Drug of choice (DOC) for pain in patients with documented hypersensitivity to aspirin or NSAIDs, with upper GI disease, or who are taking oral anticoagulants.

Effective in relieving mild to moderate acute pain; however, has no peripheral anti-inflammatory effects. May be preferred in elderly patients because of fewer GI and renal adverse effects.

Codeine

Indicated for moderate to severe pain. Binds to opiate receptors in CNS, causing inhibition of ascending pain pathways, altering perception and response to pain.

Morphine (MS Contin, Duramorph, Avinza, Astramorph, Depodur, Infumorph, Kadian, MorphaBond, Arymo ER)

DOC for analgesia because of reliable and predictable effects, safety profile, and ease of reversibility with naloxone. Various IV doses are used; commonly titrated until desired effect obtained.

For chronic severe pain unremitting to alternative therapy, oral immediate–release and extended-release morphine sulfate may be warranted. Arymo ER is a morphine sulfate abuse-deterrent formulation.

 

Follow-up

Further Outpatient Care

See the list below:

  • If the cyst is less than 3 cm in diameter and no bleeding has occurred, follow up with imaging studies.

  • If tumor enlargement is present with associated persistent hematuria, consider surgery if the patient's status permits.

Prognosis

Acquired cystic kidney disease reverses in some patients after successful renal transplantation. Some native kidneys continue to develop cysts after transplantation, and in these patients, renal function conceivably remains significantly compromised, thereby maintaining the cystogenic state. Cyclosporine use has been associated with a greater prevalence of post-transplant ACKD than in the  pre-cyclosoporine era.[28]

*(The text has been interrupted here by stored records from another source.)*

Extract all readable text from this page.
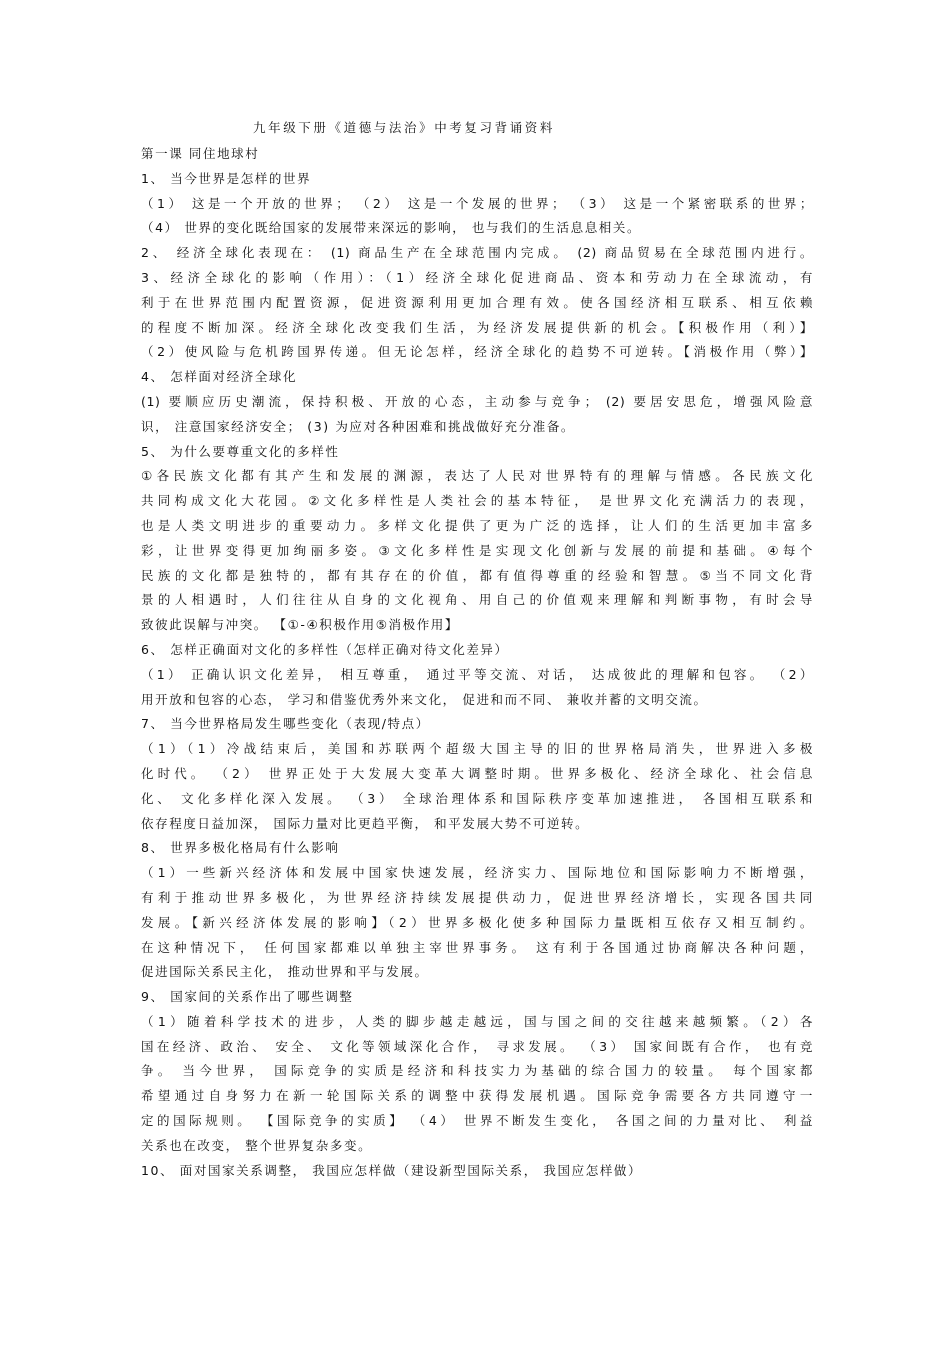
九年级下册《道德与法治》中考复习背诵资料
第一课 同住地球村
1、 当今世界是怎样的世界
（1） 这是一个开放的世界； （2） 这是一个发展的世界； （3） 这是一个紧密联系的世界；
（4） 世界的变化既给国家的发展带来深远的影响， 也与我们的生活息息相关。
2、 经济全球化表现在： (1) 商品生产在全球范围内完成。 (2) 商品贸易在全球范围内进行。
3、经济全球化的影响（作用）：（1）经济全球化促进商品、资本和劳动力在全球流动，有
利于在世界范围内配置资源，促进资源利用更加合理有效。使各国经济相互联系、相互依赖
的程度不断加深。经济全球化改变我们生活，为经济发展提供新的机会。【积极作用（利）】
（2）使风险与危机跨国界传递。但无论怎样，经济全球化的趋势不可逆转。【消极作用（弊）】
4、 怎样面对经济全球化
(1) 要顺应历史潮流，保持积极、开放的心态，主动参与竞争； (2) 要居安思危，增强风险意
识， 注意国家经济安全； (3) 为应对各种困难和挑战做好充分准备。
5、 为什么要尊重文化的多样性
①各民族文化都有其产生和发展的渊源，表达了人民对世界特有的理解与情感。各民族文化
共同构成文化大花园。②文化多样性是人类社会的基本特征， 是世界文化充满活力的表现，
也是人类文明进步的重要动力。多样文化提供了更为广泛的选择，让人们的生活更加丰富多
彩，让世界变得更加绚丽多姿。③文化多样性是实现文化创新与发展的前提和基础。④每个
民族的文化都是独特的，都有其存在的价值，都有值得尊重的经验和智慧。⑤当不同文化背
景的人相遇时，人们往往从自身的文化视角、用自己的价值观来理解和判断事物，有时会导
致彼此误解与冲突。 【①-④积极作用⑤消极作用】
6、 怎样正确面对文化的多样性（怎样正确对待文化差异）
（1） 正确认识文化差异， 相互尊重， 通过平等交流、对话， 达成彼此的理解和包容。 （2）
用开放和包容的心态， 学习和借鉴优秀外来文化， 促进和而不同、 兼收并蓄的文明交流。
7、 当今世界格局发生哪些变化（表现/特点）
（1）（1）冷战结束后，美国和苏联两个超级大国主导的旧的世界格局消失，世界进入多极
化时代。 （2） 世界正处于大发展大变革大调整时期。世界多极化、经济全球化、社会信息
化、 文化多样化深入发展。 （3） 全球治理体系和国际秩序变革加速推进， 各国相互联系和
依存程度日益加深， 国际力量对比更趋平衡， 和平发展大势不可逆转。
8、 世界多极化格局有什么影响
（1）一些新兴经济体和发展中国家快速发展，经济实力、国际地位和国际影响力不断增强，
有利于推动世界多极化，为世界经济持续发展提供动力，促进世界经济增长，实现各国共同
发展。【新兴经济体发展的影响】（2）世界多极化使多种国际力量既相互依存又相互制约。
在这种情况下， 任何国家都难以单独主宰世界事务。 这有利于各国通过协商解决各种问题，
促进国际关系民主化， 推动世界和平与发展。
9、 国家间的关系作出了哪些调整
（1）随着科学技术的进步，人类的脚步越走越远，国与国之间的交往越来越频繁。（2）各
国在经济、政治、 安全、 文化等领域深化合作， 寻求发展。 （3） 国家间既有合作， 也有竞
争。 当今世界， 国际竞争的实质是经济和科技实力为基础的综合国力的较量。 每个国家都
希望通过自身努力在新一轮国际关系的调整中获得发展机遇。国际竞争需要各方共同遵守一
定的国际规则。 【国际竞争的实质】 （4） 世界不断发生变化， 各国之间的力量对比、 利益
关系也在改变， 整个世界复杂多变。
10、 面对国家关系调整， 我国应怎样做（建设新型国际关系， 我国应怎样做）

Cysts do not develop in other organs, in contrast to autosomal dominant polycystic kidney disease (ADPKD).

Acquired cystic kidney disease can be progressive if the patient is on dialysis for an extended period; malignant transformation may also occur. The 5-year survival rates after diagnosis of malignancy are comparable to those observed in renal cell carcinoma in the general population. Renal cell carcinoma in patients with ESRD is associated with more favorable histologic features and prognosis.[29]  Death is usually associated with metastasis and accounts for 2% of the deaths in renal transplant patients.